Hierarchical Data Format, The National Center for Supercomputing Applications, University of Illinois at Urbana-Champaign
Data Center Description
The purpose of the The HDF Group is to ensure the sustainable development of HDF technologies and the ongoing accessibility of HDF-stored data. This is important because of the government and public organizations that have mission-critical systems relying on HDF technologies. As illustrated in the following narrative, academe and a variety of other industry sectors also depend heavily on HDF technologies; however, the vast majority of HDF's core users and financial support come from the government sector.

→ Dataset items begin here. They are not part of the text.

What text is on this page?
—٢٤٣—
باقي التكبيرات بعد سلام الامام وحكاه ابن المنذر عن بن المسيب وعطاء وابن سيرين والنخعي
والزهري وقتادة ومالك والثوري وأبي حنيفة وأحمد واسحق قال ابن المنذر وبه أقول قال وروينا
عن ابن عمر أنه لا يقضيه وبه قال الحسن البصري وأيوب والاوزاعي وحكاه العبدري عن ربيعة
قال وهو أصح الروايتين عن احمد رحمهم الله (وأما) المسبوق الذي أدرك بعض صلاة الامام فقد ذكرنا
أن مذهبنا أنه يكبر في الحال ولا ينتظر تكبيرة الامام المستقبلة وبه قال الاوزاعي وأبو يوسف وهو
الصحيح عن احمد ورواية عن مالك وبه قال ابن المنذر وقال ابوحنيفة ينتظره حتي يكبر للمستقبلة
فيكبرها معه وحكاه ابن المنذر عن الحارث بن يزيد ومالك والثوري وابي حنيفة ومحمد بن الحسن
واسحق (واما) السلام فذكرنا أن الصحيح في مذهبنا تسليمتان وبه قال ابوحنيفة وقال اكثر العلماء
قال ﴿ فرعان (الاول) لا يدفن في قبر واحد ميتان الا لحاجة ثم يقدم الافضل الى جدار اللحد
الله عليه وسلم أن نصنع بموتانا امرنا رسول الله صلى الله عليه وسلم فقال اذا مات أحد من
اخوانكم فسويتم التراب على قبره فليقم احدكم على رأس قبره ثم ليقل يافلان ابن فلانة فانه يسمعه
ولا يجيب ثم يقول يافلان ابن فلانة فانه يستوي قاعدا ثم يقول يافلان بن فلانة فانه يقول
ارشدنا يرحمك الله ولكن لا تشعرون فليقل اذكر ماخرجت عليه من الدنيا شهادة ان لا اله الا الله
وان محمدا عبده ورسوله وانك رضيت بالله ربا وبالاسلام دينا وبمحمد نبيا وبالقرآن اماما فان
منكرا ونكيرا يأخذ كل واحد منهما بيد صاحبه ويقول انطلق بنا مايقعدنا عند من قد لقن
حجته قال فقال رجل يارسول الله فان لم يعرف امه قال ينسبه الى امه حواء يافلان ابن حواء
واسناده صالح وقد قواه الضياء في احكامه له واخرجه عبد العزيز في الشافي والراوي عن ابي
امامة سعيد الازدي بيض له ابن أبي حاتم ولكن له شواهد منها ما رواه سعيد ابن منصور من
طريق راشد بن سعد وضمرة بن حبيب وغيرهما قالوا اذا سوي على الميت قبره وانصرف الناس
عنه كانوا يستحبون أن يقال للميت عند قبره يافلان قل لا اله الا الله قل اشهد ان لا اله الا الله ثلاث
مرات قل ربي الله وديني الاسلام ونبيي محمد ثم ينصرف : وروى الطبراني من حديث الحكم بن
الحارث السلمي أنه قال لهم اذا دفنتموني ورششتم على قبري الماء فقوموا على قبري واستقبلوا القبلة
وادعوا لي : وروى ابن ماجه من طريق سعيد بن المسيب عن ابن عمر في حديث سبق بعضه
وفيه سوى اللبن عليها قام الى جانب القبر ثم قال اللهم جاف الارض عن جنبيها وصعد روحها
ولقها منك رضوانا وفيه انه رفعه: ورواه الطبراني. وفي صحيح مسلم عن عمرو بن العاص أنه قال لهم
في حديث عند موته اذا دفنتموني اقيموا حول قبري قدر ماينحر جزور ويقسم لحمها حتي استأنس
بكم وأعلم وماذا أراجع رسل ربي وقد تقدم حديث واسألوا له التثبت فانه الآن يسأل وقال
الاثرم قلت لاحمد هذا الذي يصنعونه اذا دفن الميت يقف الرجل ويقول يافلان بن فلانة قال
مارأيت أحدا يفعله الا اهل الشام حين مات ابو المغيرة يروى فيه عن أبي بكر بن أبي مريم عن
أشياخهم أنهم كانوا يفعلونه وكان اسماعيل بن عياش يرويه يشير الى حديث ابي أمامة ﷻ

The HDF Group is located in Champaign Illinois at the University of Illinois Research Park. The HDF Group consists of about 20 staff and students, excluding vacant positions. The staff has diverse scientific and cultural backgrounds, and the average level of education and experience is quite high. The level of commitment is extraordinary; all employees have voluntarily opted to leave NCSA at the time of the spin-off, and remain with The HDF Group. Mission-centered, team-based leadership endeavors to maintain the highest ethical and professional standards while achieving sustainable advances in product research and development, technology support services, and business administration. Building and nurturing competent, diverse, committed and nimble teams is a key organizational objective.
Under Section 501(c)(3) of the Internal Revenue Code, organizations are provided tax exemption when they are organized and operated for charitable purposes. The HDF Group is lessening the burdens of its government users and advancing education and science in public-purpose scientific research communities by developing, maintaining and servicing non-proprietary, freely available tools and technologies that:
1. Reduce the costs of maintaining mission-critical archival data;
2. Enhance the reliability of archived data;
3. Enhance interaction and cross-fertilization across research disciplines;
4. Promote the use of standardized data formats.
5. Ensure uniform access to data, regardless of resources or ability-to-pay.